- The Congressional Budget Office now expects the Hospital Insurance Trust Fund, which finances Medicare Part A, to become insolvent by 2024, two years earlier than previously forecast due to the effects of COVID-19.
- Without Congressional action, CBO estimates Medicare spending will have to be cut by 17% — about $1,000 per beneficiary — to keep the program operational for future generations.
- Watchdogs and deficit hawks have tried to sound the alarm on Medicare's increasingly precarious financial situation for years, but legislators have yet to take any meaningful policy action.

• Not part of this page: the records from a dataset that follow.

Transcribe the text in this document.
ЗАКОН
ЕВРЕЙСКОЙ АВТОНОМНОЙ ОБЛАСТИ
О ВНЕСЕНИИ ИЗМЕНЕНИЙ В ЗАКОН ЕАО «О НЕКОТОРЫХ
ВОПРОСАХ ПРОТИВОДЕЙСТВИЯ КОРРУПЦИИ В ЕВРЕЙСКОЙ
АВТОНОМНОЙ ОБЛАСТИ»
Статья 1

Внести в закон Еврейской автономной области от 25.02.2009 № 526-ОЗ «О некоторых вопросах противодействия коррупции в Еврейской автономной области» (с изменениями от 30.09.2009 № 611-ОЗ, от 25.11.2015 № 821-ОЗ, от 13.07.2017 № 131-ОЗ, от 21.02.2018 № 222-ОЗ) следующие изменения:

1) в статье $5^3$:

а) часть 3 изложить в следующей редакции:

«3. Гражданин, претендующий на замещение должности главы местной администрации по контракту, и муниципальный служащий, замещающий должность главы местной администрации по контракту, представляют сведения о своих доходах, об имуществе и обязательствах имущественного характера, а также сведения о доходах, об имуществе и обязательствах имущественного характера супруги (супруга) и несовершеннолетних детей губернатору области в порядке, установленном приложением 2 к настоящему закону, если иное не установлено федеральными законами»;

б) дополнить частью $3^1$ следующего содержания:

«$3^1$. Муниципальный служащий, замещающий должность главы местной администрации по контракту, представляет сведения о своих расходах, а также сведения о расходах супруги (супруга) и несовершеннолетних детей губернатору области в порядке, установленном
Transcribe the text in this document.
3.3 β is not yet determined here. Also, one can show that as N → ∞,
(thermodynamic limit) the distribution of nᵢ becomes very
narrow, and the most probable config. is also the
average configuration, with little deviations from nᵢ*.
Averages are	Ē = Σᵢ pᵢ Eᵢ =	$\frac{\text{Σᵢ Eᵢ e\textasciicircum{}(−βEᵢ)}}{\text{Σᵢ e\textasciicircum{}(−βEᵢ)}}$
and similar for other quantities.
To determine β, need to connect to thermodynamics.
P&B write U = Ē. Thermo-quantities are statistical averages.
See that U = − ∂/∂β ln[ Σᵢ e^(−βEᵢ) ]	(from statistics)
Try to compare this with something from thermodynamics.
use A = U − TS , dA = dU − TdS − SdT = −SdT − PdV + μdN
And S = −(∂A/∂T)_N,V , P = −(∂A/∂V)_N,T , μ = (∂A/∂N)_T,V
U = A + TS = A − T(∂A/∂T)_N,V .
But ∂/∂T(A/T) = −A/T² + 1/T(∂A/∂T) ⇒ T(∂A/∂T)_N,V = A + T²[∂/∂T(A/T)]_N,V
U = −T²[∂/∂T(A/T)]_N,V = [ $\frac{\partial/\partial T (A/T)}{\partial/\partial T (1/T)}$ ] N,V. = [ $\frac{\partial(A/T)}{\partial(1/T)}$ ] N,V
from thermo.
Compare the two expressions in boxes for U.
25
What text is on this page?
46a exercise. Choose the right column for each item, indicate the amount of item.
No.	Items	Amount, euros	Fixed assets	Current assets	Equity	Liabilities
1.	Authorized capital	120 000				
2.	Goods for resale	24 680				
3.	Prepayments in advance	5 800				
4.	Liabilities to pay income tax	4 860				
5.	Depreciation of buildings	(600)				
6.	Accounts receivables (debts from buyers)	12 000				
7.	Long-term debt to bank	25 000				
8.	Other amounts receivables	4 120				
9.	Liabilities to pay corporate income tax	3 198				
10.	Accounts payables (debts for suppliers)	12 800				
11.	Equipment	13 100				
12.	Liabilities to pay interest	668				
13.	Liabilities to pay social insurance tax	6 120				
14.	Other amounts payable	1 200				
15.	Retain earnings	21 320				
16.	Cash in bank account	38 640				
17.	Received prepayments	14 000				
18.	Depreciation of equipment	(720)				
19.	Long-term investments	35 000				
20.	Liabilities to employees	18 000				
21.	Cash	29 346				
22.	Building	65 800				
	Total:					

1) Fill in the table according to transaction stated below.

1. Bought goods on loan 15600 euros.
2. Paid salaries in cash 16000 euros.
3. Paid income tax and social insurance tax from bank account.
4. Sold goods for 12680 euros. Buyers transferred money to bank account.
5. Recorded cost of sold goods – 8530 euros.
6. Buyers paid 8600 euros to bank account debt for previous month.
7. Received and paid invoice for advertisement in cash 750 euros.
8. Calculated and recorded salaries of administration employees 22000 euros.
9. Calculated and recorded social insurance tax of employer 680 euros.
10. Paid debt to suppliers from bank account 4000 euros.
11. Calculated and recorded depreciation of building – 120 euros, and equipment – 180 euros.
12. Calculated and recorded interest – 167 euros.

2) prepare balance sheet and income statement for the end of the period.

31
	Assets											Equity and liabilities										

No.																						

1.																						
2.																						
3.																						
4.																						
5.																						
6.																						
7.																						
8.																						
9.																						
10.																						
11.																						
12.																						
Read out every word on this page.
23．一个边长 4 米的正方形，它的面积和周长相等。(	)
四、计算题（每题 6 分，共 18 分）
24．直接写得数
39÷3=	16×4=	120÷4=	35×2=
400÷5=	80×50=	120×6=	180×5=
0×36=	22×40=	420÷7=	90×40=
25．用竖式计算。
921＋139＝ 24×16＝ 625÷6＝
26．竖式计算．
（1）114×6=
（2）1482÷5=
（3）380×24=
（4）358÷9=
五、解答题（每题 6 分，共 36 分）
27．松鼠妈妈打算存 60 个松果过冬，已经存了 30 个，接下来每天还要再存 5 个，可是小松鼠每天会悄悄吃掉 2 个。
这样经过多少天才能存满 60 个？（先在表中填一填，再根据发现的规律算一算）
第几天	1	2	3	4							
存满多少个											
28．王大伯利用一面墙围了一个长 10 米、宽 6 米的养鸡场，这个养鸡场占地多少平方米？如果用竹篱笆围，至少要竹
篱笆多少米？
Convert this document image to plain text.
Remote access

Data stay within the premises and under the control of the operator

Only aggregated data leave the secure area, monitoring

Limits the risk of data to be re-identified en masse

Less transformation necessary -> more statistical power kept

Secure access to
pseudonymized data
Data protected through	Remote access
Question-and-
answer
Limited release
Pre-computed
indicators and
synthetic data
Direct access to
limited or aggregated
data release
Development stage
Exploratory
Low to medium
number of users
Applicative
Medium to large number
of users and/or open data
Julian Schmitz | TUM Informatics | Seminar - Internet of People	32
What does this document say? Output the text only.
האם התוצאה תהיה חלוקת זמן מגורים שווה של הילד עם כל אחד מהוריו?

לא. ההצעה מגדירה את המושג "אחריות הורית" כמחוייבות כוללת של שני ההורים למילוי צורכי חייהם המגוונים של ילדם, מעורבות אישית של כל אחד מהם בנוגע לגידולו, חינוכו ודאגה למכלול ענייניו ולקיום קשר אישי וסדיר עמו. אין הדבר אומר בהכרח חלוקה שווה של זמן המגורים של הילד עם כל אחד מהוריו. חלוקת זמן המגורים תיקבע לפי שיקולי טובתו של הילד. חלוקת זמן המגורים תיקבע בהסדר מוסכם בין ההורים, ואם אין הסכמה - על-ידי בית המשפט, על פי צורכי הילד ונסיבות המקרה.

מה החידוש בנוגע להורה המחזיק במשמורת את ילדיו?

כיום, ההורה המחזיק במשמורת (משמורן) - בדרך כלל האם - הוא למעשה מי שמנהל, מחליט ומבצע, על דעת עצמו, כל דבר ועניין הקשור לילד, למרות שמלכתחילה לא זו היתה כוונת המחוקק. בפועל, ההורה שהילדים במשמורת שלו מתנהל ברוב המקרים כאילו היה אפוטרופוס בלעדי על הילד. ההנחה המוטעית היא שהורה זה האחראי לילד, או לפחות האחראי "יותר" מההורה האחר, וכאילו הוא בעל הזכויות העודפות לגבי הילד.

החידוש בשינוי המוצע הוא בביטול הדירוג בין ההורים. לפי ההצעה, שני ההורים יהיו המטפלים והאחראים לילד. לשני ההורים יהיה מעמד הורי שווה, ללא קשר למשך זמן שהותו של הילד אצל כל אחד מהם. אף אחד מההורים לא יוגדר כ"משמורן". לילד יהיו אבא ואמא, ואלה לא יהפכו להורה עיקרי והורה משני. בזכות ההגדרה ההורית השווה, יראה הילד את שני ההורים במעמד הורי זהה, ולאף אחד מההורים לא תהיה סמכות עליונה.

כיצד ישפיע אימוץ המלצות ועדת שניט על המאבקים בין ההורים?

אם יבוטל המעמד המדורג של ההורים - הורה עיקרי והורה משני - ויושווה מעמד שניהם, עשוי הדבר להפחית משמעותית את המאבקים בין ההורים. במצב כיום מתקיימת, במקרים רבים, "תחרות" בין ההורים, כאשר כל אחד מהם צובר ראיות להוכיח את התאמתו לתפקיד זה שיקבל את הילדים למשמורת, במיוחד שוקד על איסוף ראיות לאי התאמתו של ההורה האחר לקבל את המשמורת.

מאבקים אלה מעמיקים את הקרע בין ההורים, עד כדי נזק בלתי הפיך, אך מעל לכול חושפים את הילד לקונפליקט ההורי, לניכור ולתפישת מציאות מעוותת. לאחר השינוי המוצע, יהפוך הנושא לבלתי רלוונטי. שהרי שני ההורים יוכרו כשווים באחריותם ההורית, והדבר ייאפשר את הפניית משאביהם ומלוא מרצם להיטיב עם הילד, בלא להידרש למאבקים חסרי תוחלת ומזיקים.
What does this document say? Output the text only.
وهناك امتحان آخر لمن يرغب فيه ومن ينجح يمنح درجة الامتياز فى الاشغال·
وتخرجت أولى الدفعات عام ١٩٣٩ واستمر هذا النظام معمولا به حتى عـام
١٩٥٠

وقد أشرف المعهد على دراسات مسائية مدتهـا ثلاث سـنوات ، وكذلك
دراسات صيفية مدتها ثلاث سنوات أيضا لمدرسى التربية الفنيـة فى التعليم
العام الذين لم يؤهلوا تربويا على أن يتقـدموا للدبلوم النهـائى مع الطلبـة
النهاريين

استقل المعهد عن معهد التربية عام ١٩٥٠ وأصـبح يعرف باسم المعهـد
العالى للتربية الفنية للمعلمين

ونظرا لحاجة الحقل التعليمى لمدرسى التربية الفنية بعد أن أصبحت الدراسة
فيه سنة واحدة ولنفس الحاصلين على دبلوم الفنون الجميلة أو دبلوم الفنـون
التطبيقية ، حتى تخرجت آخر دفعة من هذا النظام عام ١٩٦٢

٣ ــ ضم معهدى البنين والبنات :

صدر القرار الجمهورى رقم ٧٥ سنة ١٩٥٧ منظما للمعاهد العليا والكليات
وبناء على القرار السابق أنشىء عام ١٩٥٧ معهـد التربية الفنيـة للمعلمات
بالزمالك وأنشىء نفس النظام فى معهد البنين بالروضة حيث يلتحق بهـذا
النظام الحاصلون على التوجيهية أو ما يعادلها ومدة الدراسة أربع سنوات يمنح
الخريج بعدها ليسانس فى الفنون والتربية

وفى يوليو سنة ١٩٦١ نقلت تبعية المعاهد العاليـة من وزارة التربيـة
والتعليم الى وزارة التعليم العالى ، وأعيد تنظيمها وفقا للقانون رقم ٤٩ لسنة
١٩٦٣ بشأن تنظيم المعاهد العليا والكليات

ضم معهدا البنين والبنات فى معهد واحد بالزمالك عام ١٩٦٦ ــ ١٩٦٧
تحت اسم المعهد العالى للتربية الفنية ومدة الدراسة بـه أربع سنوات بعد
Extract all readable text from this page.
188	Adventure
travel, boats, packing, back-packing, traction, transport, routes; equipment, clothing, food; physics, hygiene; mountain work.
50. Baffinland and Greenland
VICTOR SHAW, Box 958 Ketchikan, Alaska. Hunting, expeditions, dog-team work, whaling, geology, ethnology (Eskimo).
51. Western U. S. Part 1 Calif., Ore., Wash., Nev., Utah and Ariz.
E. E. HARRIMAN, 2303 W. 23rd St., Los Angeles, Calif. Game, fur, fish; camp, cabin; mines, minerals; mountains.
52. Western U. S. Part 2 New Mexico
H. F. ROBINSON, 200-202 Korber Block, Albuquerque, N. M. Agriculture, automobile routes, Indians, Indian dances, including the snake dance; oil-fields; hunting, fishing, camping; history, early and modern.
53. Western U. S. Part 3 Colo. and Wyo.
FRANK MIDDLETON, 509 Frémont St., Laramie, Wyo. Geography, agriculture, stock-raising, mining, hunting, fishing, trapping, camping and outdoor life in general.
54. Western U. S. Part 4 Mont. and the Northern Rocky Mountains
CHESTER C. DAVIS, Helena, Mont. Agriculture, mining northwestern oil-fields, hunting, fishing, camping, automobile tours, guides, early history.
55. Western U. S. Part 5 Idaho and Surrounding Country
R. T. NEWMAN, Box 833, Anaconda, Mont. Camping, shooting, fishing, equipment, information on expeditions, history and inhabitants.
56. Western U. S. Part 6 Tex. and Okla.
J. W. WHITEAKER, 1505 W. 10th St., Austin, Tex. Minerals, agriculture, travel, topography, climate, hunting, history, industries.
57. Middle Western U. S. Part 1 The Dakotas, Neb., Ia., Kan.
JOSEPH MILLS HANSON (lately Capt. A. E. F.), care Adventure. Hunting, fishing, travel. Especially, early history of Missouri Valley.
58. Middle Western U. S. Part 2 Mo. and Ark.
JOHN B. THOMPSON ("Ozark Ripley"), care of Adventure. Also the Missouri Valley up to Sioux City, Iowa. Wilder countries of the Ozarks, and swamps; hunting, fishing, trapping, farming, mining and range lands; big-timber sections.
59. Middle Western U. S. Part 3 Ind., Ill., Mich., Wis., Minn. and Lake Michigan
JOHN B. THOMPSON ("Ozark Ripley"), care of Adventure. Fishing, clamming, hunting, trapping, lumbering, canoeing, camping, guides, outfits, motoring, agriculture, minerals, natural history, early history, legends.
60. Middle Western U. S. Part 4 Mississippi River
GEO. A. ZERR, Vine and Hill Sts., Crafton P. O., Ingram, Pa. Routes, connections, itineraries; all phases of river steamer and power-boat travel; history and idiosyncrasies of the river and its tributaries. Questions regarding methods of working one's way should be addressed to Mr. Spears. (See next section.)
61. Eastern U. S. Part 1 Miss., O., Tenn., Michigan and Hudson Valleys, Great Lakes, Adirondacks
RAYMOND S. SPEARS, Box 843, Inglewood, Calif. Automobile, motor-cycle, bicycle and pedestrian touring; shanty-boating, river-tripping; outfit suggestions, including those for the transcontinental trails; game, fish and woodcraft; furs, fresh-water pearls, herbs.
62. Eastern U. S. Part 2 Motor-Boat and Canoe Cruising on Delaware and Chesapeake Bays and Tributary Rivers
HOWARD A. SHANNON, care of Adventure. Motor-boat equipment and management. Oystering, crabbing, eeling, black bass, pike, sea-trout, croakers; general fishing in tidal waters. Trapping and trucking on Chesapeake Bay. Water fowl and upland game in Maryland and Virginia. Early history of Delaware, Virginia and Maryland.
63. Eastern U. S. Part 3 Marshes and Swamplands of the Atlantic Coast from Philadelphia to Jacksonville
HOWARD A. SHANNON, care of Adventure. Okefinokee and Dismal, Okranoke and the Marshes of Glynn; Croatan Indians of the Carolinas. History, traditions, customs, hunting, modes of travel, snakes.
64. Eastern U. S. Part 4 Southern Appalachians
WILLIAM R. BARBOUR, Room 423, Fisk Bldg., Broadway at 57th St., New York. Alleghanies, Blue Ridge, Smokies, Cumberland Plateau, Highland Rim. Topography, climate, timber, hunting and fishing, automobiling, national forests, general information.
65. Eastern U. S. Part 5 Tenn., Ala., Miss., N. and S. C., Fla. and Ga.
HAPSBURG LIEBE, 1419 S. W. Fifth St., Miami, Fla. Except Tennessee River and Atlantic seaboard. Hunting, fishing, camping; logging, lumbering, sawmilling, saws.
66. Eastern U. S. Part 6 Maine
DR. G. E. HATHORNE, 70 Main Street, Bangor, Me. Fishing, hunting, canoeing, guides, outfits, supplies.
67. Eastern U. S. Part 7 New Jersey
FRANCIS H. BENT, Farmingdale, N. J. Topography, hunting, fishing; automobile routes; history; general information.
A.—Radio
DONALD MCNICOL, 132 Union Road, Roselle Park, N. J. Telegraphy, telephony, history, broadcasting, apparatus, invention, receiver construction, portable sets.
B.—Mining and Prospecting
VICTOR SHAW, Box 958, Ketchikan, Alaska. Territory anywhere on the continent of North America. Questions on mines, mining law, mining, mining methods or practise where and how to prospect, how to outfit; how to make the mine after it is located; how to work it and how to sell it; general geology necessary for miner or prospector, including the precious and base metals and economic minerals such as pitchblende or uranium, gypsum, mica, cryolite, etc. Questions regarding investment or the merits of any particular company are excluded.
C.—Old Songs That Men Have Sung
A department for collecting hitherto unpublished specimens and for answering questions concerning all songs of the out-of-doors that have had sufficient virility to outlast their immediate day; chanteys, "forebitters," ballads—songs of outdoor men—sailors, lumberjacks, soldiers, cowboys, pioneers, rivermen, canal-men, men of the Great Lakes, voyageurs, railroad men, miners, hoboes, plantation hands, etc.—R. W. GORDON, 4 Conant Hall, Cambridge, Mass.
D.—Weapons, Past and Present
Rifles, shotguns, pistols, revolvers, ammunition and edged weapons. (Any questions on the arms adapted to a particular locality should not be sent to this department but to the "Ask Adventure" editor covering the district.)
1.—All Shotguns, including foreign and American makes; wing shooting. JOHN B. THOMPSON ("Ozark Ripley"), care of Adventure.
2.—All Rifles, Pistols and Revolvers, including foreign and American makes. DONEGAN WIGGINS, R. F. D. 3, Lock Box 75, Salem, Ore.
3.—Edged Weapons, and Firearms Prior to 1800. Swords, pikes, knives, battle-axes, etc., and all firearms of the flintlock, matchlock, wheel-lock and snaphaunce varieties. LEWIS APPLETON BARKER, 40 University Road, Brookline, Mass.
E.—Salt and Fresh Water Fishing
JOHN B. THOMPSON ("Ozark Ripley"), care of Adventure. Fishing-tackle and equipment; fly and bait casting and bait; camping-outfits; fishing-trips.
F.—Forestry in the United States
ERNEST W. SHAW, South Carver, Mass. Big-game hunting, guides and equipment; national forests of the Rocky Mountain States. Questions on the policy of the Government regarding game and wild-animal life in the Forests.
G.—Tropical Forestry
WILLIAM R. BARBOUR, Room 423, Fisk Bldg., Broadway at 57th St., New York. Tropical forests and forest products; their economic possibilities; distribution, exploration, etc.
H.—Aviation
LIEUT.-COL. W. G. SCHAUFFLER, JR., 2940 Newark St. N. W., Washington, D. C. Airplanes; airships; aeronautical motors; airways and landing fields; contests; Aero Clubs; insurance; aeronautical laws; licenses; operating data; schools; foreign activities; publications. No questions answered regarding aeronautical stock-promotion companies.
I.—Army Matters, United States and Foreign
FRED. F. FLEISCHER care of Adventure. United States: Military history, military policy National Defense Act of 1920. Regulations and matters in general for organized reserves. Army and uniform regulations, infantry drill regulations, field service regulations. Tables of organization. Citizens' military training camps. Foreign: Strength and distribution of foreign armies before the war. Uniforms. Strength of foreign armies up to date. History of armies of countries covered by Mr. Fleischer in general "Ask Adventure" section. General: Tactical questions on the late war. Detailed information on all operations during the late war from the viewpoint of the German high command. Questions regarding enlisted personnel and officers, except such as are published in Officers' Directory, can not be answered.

The sharp economic contraction spurred by the pandemic has caused the country's financial outlook to deteriorate substantially, and Medicare's ongoing trust fund depletion is only accelerating in the context of COVID-19. The pandemic, and its public health and economic effects, have shaved two years off the expected lifespan of the hospital insurance fund.
CBO's updated budget outlook released Wednesday is the first to include the expected effects of the coronavirus pandemic. CBO now expects the overall budget deficit to reach a record $3.3 trillion — 16% of GDP and more than triple the shortfall recorded in 2019 — in the 2020 fiscal year, and total $13 trillion over the next decade.
All major trust funds for programs like Medicare, Social Security and highway construction will run out of reserves in the next 11 years.
Medicare is particularly at risk. The hospital trust fund already spends more than it collects annually, and would have been insolvent long ago if it wasn't for surpluses left over from past years. Last year, the Medicare Part A fund ran a deficit of $5.8 billion, and that excess of spending over revenue is expected to continue until it finally runs dry.
Medicare, which covers roughly 62 million Americans, is facing demographic shifts like an aging population increasing stress on the program, and ongoing growth in federal healthcare costs per beneficiary.
Medicare outlays are expected to rise 12% this year to $721 billion, CBO projects, mostly due to advance loans in the program to help struggling providers, based on historic claims. However, as the federal government recoups the loans, they should equal out in 2021. Medicare spending is expected to rise from 3.2% of the GDP in 2021, to 4.3% in 2030.
Yet payroll taxes, which primarily fund Medicare's hospital insurance fund and Social Security, are only expected to increase by 6% this year.
Congress has kicked the can on the issue. Bipartisan efforts to lower spending in the early 2010s proved toothless. However, an annual report to Congress from the Medicare Board of Trustees in April triggered a Medicare funding warning, which requires the president to propose legislation fixing the issue to Congress in 2021.
The looming insolvency date — 2024 — should light a fire under lawmakers, experts said at a meeting of Medicare congressional advisory group MedPAC on Thursday.
"The government hasn't taken bold steps to curb these trends," Susan Thompson, a MedPAC commissioner and SVP of integration and optimization at health system UnityPoint, said. "We are at a crisis stage if we want to ensure Medicare is in place for future generations."
It's not a popular political move, but Congress could increase the payroll tax from 2.9% to 3.7%, or the program will have to figure out how to decrease Part A spending by 17%, MedPAC recommended. Additionally, Medicare companies can focus on preventing upstream costs, move toward value-based payment arrangements and look to shave down unnecessary care, and the high cost of drugs.
Medicare's other trust fund, the Supplementary Medical Insurance Trust Fund, which covers Medicare Part B and Part D, is on more solid financial footing, and is expected to remain whole over the next decade, per the Medicare Board of Trustees' April report. Premiums and revenue in Parts B and D are reset each year to cover expected costs.
CBO also found Medicaid spending is rising rapidly as enrollment rises in the safety net insurance amid economic deterioration. The group estimates spending will total $466 billion this year, a 14% increase over 2019 outlays. However, Medicaid as a percentage of the GDP is expected to remain relatively stable over the next decade (about 2% each year).